3. Używaj „silnych” haseł. Ważne, aby twoje hasła były długie oraz zawierały kilka kategorii znaków. Do wyboru są małe i duże litery, cyfry oraz znaki specjalne. Pamiętaj, że im więcej kategorii wykorzystamy, tym bezpieczniejsze będzie nasze hasło. Ponadto staraj się używać wielu kombinacji i nie zapominaj sporadycznie je zmieniać.
4. Bezpieczne połączenie z internetem. Korzystanie z publicznych sieci Wi-Fi w kawiarniach lub galeriach handlowych jest dosyć ryzykowne, ponieważ do nich dostęp mają także hakerzy, którzy mogą łatwo przychwycić nasze dane osobowe. Dlatego, aby zmniejszyć ryzyko utraty danych i pieniędzy nie korzystaj z serwisów, które wymagają logowania oraz podawania poufnych informacji.
5. Stosuj tryb prywatny w przeglądarkach. Jest przydatny, jeśli korzystasz z komputera dostępnego dla innych osób. Po zakończeniu sesji kasowana jest cała jej historia oraz ciasteczka. Ponadto pamiętaj, aby wylogować się ze wszystkich serwisów po pracy.

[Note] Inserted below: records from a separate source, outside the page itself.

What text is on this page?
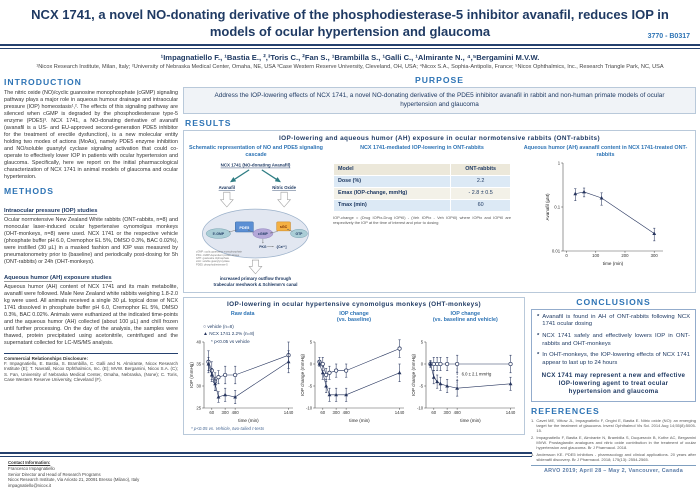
NCX 1741, a novel NO-donating derivative of the phosphodiesterase-5 inhibitor avanafil, reduces IOP in models of ocular hypertension and glaucoma	3770 - B0317
¹Impagnatiello F., ¹Bastia E., ²,³Toris C., ²Fan S., ¹Brambilla S., ¹Galli C., ¹Almirante N., ⁴,⁵Bergamini M.V.W.
¹Nicox Research Institute, Milan, Italy; ²University of Nebraska Medical Center, Omaha, NE, USA ³Case Western Reserve University, Cleveland, OH, USA; ⁴Nicox S.A., Sophia-Antipolis, France; ⁵Nicox Ophthalmics, Inc., Research Triangle Park, NC, USA
INTRODUCTION
The nitric oxide (NO)/cyclic guanosine monophosphate (cGMP) signaling pathway plays a major role in aqueous humour drainage and intraocular pressure (IOP) homeostasis¹,². The effects of this signaling pathway are silenced when cGMP is degraded by the phosphodiesterase type-5 enzyme (PDE5)³. NCX 1741, a NO-donating derivative of avanafil (avanafil is a US- and EU-approved second-generation PDE5 inhibitor for the treatment of erectile dysfunction), is a new molecular entity holding two modes of actions (MoAs), namely PDE5 enzyme inhibition and NO/soluble guanylyl cyclase signaling activation that could co-operate to effectively lower IOP in patients with ocular hypertension and glaucoma. Specifically, here we report on the initial pharmacological characterization of NCX 1741 in animal models of glaucoma and ocular hypertension.
METHODS
Intraocular pressure (IOP) studies
Ocular normotensive New Zealand White rabbits (ONT-rabbits, n=8) and monocular laser-induced ocular hypertensive cynomolgus monkeys (OHT-monkeys, n=8) were used. NCX 1741 or the respective vehicle (phosphate buffer pH 6.0, Cremophor EL 5%, DMSO 0.3%, BAC 0.02%), were instilled (30 µL) in a masked fashion and IOP was measured by pneumatonometry prior to (baseline) and periodically post-dosing for 5h (ONT-rabbits) or 24h (OHT-monkeys).
Aqueous humor (AH) exposure studies
Aqueous humor (AH) content of NCX 1741 and its main metabolite, avanafil were followed. Male New Zealand white rabbits weighing 1.8-2.0 kg were used. All animals received a single 30 µL topical dose of NCX 1741 dissolved in phosphate buffer pH 6.0, Cremophor EL 5%, DMSO 0.3%, BAC 0.02%. Animals were euthanized at the indicated time-points and the aqueous humor (AH) collected (about 100 µL) and chill frozen until further processing. On the day of the analysis, the samples were thawed, protein precipitated using acetonitrile, centrifuged and the supernatant collected for LC-MS/MS analysis.
Commercial Relationships Disclosure:
F. Impagnatiello, E. Bastia, S. Brambilla, C. Galli and N. Almirante, Nicox Research Institute (E); T. Navratil, Nicox Ophthalmics, Inc. (E); MVW. Bergamini, Nicox S.A. (C); S. Fan, University of Nebraska Medical Center, Omaha, Nebraska, (None); C. Toris, Case Western Reserve University, Cleveland (F).
PURPOSE
Address the IOP-lowering effects of NCX 1741, a novel NO-donating derivative of the PDE5 inhibitor avanafil in rabbit and non-human primate models of ocular hypertension and glaucoma
RESULTS
IOP-lowering and aqueous humor (AH) exposure in ocular normotensive rabbits (ONT-rabbits)
Schematic representation of NO and PDE5 signaling cascade
NCX 1741 (NO-donating Avanafil)
Avanafil	Nitric Oxide
5'-GMP
PDE5
cGMP
sGC
GTP
PKG	↓[Ca²⁺]
cGMP: cyclic guanosine monophosphate
PKG: cGMP-dependent protein kinase
GTP: guanosine triphosphate
sGC: soluble guanylyl cyclase
PDE5: phosphodiesterase-5
increased primary outflow through
trabecular meshwork & Schlemm's canal
NCX 1741-mediated IOP-lowering in ONT-rabbits
Model	ONT-rabbits
Dose (%)	2.2
Emax (IOP-change, mmHg)	- 2.8 ± 0.5
Tmax (min)	60
IOP-change = (Drug IOPtx-Drug IOPt0) - (Veh IOPtx - Veh IOPt0) where IOPtx and IOPt0 are respectively the IOP at the time of interest and prior to dosing
Aqueous humor (AH) avanafil content in NCX 1741-treated ONT-rabbits
0.01
0.1
1
0	100	200	300
Avanafil (µM)
time (min)
IOP-lowering in ocular hypertensive cynomolgus monkeys (OHT-monkeys)
Raw data
○ vehicle (n=8)
▲ NCX 1741 2.2% (n=8)
* p<0.05 vs vehicle
25
30
35
40
60 300 480	1440
IOP (mmHg)
time (min)
IOP change
(vs. baseline)
-10
-5
0
5
60 300 480	1440
IOP change (mmHg)
time (min)
IOP change
(vs. baseline and vehicle)
-10
-5
0
5
60 300 480	1440
IOP change (mmHg)
time (min)
6.0 ± 2.1 mmHg
* p<0.05 vs. Vehicle, two-tailed t-tests
CONCLUSIONS
* Avanafil is found in AH of ONT-rabbits following NCX 1741 ocular dosing
* NCX 1741 safely and effectively lowers IOP in ONT-rabbits and OHT-monkeys
* In OHT-monkeys, the IOP-lowering effects of NCX 1741 appear to last up to 24 hours
NCX 1741 may represent a new and effective IOP-lowering agent to treat ocular hypertension and glaucoma
REFERENCES
1. Cavet ME, Vittow JL, Impagnatiello F, Ongini E, Bastia E. Nitric oxide (NO): an emerging target for the treatment of glaucoma. Invest Ophthalmol Vis Sci. 2014 Aug 14;55(8):5005-15.
2. Impagnatiello F, Bastia E, Almirante N, Brambilla S, Duquesroix B, Kothe AC, Bergamini MVW. Prostaglandin analogues and nitric oxide contribution in the treatment of ocular hypertension and glaucoma. Br J Pharmacol. 2018.
3. Andersson KE. PDE5 inhibitors - pharmacology and clinical applications. 20 years after sildenafil discovery. Br J Pharmacol. 2018; 175(13): 2554-2565.
ARVO 2019; April 28 – May 2, Vancouver, Canada
Contact Information:
Francesco Impagnatiello
Senior Director and Head of Research Programs
Nicox Research Institute, Via Ariosto 21, 20091 Bresso (Milano), Italy
impagnatiello@nicox.it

6. Bezpieczne korzystanie z chmury internetowej. Wiele osób używa chmury, aby mieć dostęp do swoich danych z każdego miejsca na świecie, jednak warto pamiętać, że wysyłamy dane na serwer zewnętrzny, więc nie możemy mieć stuprocentowej gwarancji, że nikt nie będzie miał do nich dostęp. Dlatego staraj się nie przechowywać w chmurze ważnych dokumentów, skanów z poufnymi informacjami, a jeśli już się na to decydujesz, to używaj szyfrowania danych za pomocą specjalnych aplikacji.